Dear COSMA developers,
I am one of the CP2K developers and have recently upgraded our scripts to use COSMA 2.6.0 (see discussion cp2k/cp2k#2198 ). After the upgrade, all of our GPU regtests fail (see https://dashboard.cp2k.org/, testers CRAY-XC50-gnu, Performance CUDA Volta, CUDA Pascal). Our HIP tester does not make use of COSMAs GPU backend yet.

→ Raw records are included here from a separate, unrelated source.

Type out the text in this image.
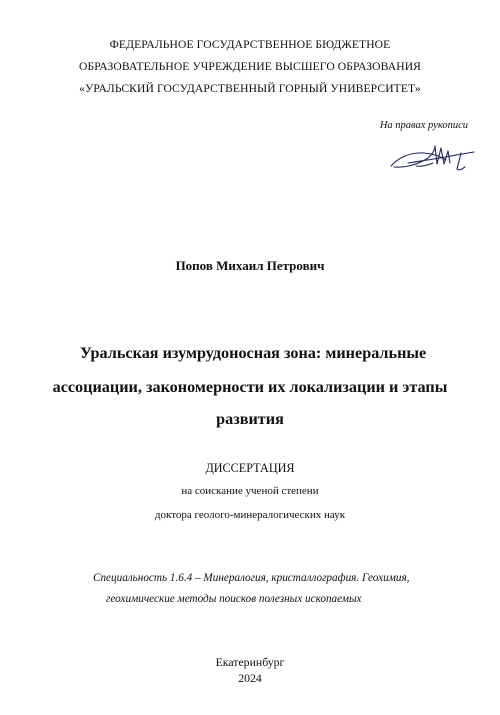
ФЕДЕРАЛЬНОЕ ГОСУДАРСТВЕННОЕ БЮДЖЕТНОЕ
ОБРАЗОВАТЕЛЬНОЕ УЧРЕЖДЕНИЕ ВЫСШЕГО ОБРАЗОВАНИЯ
«УРАЛЬСКИЙ ГОСУДАРСТВЕННЫЙ ГОРНЫЙ УНИВЕРСИТЕТ»
На правах рукописи
Попов Михаил Петрович
Уральская изумрудоносная зона: минеральные
ассоциации, закономерности их локализации и этапы
развития
ДИССЕРТАЦИЯ
на соискание ученой степени
доктора геолого-минералогических наук
Специальность 1.6.4 – Минералогия, кристаллография. Геохимия,
геохимические методы поисков полезных ископаемых
Екатеринбург
2024
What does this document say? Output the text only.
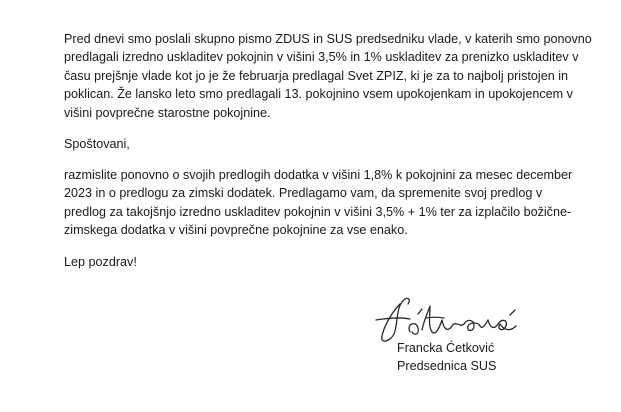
Pred dnevi smo poslali skupno pismo ZDUS in SUS predsedniku vlade, v katerih smo ponovno
predlagali izredno uskladitev pokojnin v višini 3,5% in 1% uskladitev za prenizko uskladitev v
času prejšnje vlade kot jo je že februarja predlagal Svet ZPIZ, ki je za to najbolj pristojen in
poklican. Že lansko leto smo predlagali 13. pokojnino vsem upokojenkam in upokojencem v
višini povprečne starostne pokojnine.
Spoštovani,
razmislite ponovno o svojih predlogih dodatka v višini 1,8% k pokojnini za mesec december
2023 in o predlogu za zimski dodatek. Predlagamo vam, da spremenite svoj predlog v
predlog za takojšnjo izredno uskladitev pokojnin v višini 3,5% + 1% ter za izplačilo božične-
zimskega dodatka v višini povprečne pokojnine za vse enako.
Lep pozdrav!
Francka Ćetković
Predsednica SUS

The typical backtrace looks as followed
error: GPU API call : invalid argument terminate called after throwing an instance of 'std::runtime_error' what(): GPU ERROR
Program received signal SIGABRT: Process abort signal.
Backtrace for this error:
0 0x7f5d6f019d21 in ???
1 0x7f5d6f018ef5 in ???
2 0x7f5d6ec7208f in ???
3 0x7f5d6ec7200b in ???
4 0x7f5d6ec51858 in ???
5 0x7f5d8688b910 in ???
6 0x7f5d8689738b in ???
7 0x7f5d868973f6 in ???
8 0x7f5d868976a8 in ???
9 0x55652e0befd9 in check_runtime_status
10 0x5565317398d1 in _ZN3gpu25copy_tile_to_device_asyncIdEEvRNS_12tiled_matrixIT_EEPS2_NS_10tile_coordERNS_13device_streamE
11 0x5565317398d1 in _ZN3gpu25copy_tile_to_device_asyncIdEEvRNS_12tiled_matrixIT_EERNS_13device_bufferIS2_EENS_10tile_coordERNS_11gpu_contextEi
12 0x556531739d92 in _ZN3gpu11round_robinIdEEvRNS_12tiled_matrixIT_EES4_S4_RNS_13device_bufferIS2_EES7_S7_iiiS2_S2_RNS_9mm_handleIS2_EE
13 0x55653173ac52 in _ZN3gpu4gemmIdEEvRNS_9mm_handleIT_EEPS2_S5_S5_iiiS2_S2_bb
14 0x556531702744 in _ZN5cosma14local_multiplyIdEEvPNS_13cosma_contextIT_EEPS2_S5_S5_iiiS2_S2_b
at /opt/cp2k-toolchain/build/COSMA-v2.6.0/src/cosma/local_multiply.cpp:168
15 0x5565316e8612 in _ZN5cosma8multiplyIdEEvPNS_13cosma_contextIT_EERNS_11CosmaMatrixIS2_EES7_S7_RNS_8IntervalES9_S9_S9_mRKNS_8StrategyEPNS_12communicatorES2S2
16 0x5565316e801c in _ZN5cosma8parallelIdEEvPNS_13cosma_contextIT_EERNS_11CosmaMatrixIS2_EES7_S7_RNS_8IntervalES9_S9_S9_mRKNS_8StrategyEPNS_12communicatorES2S2
at /opt/cp2k-toolchain/build/COSMA-v2.6.0/src/cosma/multiply.cpp:867
17 0x5565316e87e0 in _ZN5cosma8multiplyIdEEvPNS_13cosma_contextIT_EERNS_11CosmaMatrixIS2_EES7_S7_RNS_8IntervalES9_S9_S9_mRKNS_8StrategyEPNS_12communicatorES2S2
at /opt/cp2k-toolchain/build/COSMA-v2.6.0/src/cosma/multiply.cpp:408
18 0x5565316e8a7a in _ZN5cosma8multiplyIdEEvPNS_13cosma_contextIT_EERNS_11CosmaMatrixIS2_EES7_S7_RKNS_8StrategyEiS2S2
19 0x5565316c48a3 in _ZN5cosma6pxgemmIdEEvcciiiT_PKS1_iiPKiS3_iiS5_S1_PS1iiS5
at /opt/cp2k-toolchain/build/COSMA-v2.6.0/src/cosma/cosma_pxgemm.cpp:350
Do you have an idea what this error causes? I am happy to share further information if required.